Jaspers goes on to explain that “by its very name the university is a ‘universe…’ The university deteriorates if it becomes an aggregate of specialized schools… Scholarship depends on a relation to the whole” (Jaspers, 83). There must be some sort of unified directivity within the teaching and the learning that precisely “verses” it toward the uni-versity; if this is not the case, the math, philosophy, engineering and history departments are merely unified by name and their buildings’ proximity to each other. In his book Mission of the University, Jose Ortega y Gassett explores precisely what is the unity of the university in regards to its activity or “mission.” This teleological approach, looking for the “mission” of the university, can be informative to understanding what the university ought to do for its students and teachers; we can combine this with Jaspers’s concept of the idea of the university as the site for research work, education of the whole man, and professional training, especially as Ortega y Gassett argues that it is “necessary to consider any institution with reference to the man of ordinary endowment. For him it is made, and he must be its unit of measure” (Ortega y Gassett, 552). This is to say that the university’s activity, (that is, the research, education, and training, according to Jaspers) necessarily concerns the “ordinary man.” The university is not a “club” that one must “get into;” there is a worrying oligarchical aura surrounding contemporary universities, such as with the cultural obsession with attending Ivy league schools, for example (and how some schools are seen as ‘more academic’ whereas others are ‘party schools’—whether or not either school effectively educates is irrelevant). 

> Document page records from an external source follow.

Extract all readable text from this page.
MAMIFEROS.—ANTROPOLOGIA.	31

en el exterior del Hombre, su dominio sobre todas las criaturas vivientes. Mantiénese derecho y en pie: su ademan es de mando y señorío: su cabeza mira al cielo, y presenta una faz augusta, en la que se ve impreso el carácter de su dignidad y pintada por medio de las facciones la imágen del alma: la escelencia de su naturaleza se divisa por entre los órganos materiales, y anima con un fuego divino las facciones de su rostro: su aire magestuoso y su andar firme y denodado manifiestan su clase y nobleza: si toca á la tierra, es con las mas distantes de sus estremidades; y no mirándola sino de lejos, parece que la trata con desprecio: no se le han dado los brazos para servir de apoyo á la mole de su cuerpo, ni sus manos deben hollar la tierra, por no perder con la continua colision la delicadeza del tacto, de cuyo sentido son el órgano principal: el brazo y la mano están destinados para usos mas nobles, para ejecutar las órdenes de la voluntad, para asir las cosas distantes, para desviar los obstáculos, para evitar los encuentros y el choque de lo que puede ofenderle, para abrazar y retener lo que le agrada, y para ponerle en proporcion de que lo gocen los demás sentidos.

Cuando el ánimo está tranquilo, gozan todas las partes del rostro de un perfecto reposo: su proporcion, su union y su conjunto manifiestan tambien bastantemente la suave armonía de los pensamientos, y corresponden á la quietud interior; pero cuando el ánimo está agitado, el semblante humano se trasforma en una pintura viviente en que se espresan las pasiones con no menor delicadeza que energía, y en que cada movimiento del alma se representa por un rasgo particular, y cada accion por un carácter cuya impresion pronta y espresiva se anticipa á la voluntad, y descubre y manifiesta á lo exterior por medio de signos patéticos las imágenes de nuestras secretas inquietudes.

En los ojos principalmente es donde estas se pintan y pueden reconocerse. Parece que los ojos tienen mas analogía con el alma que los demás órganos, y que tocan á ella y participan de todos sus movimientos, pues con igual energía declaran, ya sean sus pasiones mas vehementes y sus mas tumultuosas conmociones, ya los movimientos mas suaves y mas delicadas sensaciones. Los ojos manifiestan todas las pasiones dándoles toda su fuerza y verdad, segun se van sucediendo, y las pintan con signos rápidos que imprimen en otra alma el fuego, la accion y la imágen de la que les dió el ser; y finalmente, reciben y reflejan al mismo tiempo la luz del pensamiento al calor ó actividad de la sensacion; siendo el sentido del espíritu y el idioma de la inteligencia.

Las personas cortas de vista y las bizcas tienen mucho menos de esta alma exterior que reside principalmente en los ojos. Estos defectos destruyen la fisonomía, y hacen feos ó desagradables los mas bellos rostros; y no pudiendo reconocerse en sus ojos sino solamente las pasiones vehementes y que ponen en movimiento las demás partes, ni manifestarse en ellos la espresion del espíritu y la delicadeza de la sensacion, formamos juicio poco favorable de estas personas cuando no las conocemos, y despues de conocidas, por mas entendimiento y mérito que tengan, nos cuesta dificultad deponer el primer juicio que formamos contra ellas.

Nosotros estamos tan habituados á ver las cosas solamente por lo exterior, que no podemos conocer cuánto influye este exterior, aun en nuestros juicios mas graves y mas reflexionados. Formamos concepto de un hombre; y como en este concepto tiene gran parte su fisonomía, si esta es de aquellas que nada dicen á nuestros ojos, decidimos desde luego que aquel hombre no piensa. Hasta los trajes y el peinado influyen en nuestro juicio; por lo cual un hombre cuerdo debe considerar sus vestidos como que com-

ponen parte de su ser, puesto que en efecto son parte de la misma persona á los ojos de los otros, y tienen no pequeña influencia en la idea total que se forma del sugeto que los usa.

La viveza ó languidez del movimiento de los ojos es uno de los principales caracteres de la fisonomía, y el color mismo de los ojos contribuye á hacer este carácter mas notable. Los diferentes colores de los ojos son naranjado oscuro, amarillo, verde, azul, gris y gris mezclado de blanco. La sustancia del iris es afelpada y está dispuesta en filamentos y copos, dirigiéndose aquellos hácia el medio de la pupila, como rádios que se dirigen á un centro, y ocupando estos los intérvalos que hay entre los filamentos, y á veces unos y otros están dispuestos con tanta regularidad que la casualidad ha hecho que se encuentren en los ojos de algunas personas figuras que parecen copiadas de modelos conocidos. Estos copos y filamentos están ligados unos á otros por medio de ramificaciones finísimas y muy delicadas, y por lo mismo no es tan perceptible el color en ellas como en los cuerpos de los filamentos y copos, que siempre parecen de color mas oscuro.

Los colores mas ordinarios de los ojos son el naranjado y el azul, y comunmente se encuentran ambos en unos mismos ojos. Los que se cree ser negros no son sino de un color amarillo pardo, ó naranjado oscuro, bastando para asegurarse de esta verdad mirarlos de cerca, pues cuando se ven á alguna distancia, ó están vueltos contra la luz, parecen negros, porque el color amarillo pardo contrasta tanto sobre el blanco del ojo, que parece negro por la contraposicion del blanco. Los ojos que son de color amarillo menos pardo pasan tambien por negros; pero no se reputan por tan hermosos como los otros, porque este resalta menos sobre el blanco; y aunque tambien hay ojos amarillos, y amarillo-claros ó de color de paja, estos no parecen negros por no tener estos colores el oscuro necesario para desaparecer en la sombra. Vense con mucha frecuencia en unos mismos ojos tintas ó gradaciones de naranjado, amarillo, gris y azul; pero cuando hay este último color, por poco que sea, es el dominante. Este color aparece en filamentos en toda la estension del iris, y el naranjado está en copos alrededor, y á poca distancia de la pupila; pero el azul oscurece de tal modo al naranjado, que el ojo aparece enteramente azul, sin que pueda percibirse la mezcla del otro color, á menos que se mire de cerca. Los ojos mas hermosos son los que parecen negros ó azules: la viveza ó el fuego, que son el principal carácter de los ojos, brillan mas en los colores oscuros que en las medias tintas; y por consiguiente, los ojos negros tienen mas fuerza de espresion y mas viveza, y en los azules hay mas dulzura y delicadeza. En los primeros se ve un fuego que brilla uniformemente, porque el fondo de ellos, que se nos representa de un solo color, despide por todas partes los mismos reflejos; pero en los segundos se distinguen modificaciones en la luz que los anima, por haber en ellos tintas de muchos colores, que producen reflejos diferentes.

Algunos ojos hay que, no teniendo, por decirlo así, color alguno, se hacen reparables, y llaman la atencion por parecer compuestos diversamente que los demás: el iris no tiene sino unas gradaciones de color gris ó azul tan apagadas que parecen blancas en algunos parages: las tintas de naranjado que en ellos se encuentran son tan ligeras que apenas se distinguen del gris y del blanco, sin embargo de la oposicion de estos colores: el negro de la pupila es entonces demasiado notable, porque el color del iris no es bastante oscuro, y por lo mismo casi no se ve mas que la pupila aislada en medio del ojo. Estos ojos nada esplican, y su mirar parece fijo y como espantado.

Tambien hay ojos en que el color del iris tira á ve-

Interestingly, Jaspers takes a somewhat contrary path here, arguing that certain people are more “fit” for the university as having a natural drive to research and remain committed to learning, writing “it is to this minority [people naturally attuned to university life] that the university must direct itself” (Jaspers, 92). While this seemingly takes an opposing path to Ortega y Gassett, it is within Jaspers’s own writing that he admits the university cultivates this ability to research among students and teachers, both methodologically (as in, how to research) and substantially (as in, what to research); thus, Ortega y Gassett is correct when writing that “the teaching of the culture, the system of vital ideas … is the basic function of the university. This is what the university must be, above all else” (Ortega y Gassett, 549). We will find the university wherever we find teachers and learners participating reciprocally in the culture of research: the university, and our closeness to it, is not merely the buildings where we attend classes (thought certainly that is part of our “being-in-the-university,” in a Heideggerian sense). We might also say that the “ordinary man” ought to also be the teacher, notably when thinking of Eva Brann’s essay “Eight Theses on Liberal Education.” In the essay, she explains that students should not “specialize” in one thing, as a student can’t enter education with what they will be educated on already in mind. She writes “That is why students are better taught by non-specialists than by authorities in their field… They should be taught by people who have achieved mastery in some field but are venturesome enough to try a new inquiry which will throw them back to the beginnings, the elements” (Brann, 3). Essentially, this means that teachers are cultivating themselves while they cultivate their learners; thus the cultivation of culture, as Ortega y Gassett has in mind, comes from the productive co-research (what Brann describes as “co-learning”) within the community. Ortega y Gassett describes “culture” as “what saves human life from being a mere disaster; it is what enables man to live a life which is something above meaningless tragedy or inward disgrace” (Ortega y Gassett, 548). In the university, everyone can research and discover alongside one another, thinking as themselves (without fear of judgement) for the sake of widening and following the research authentically.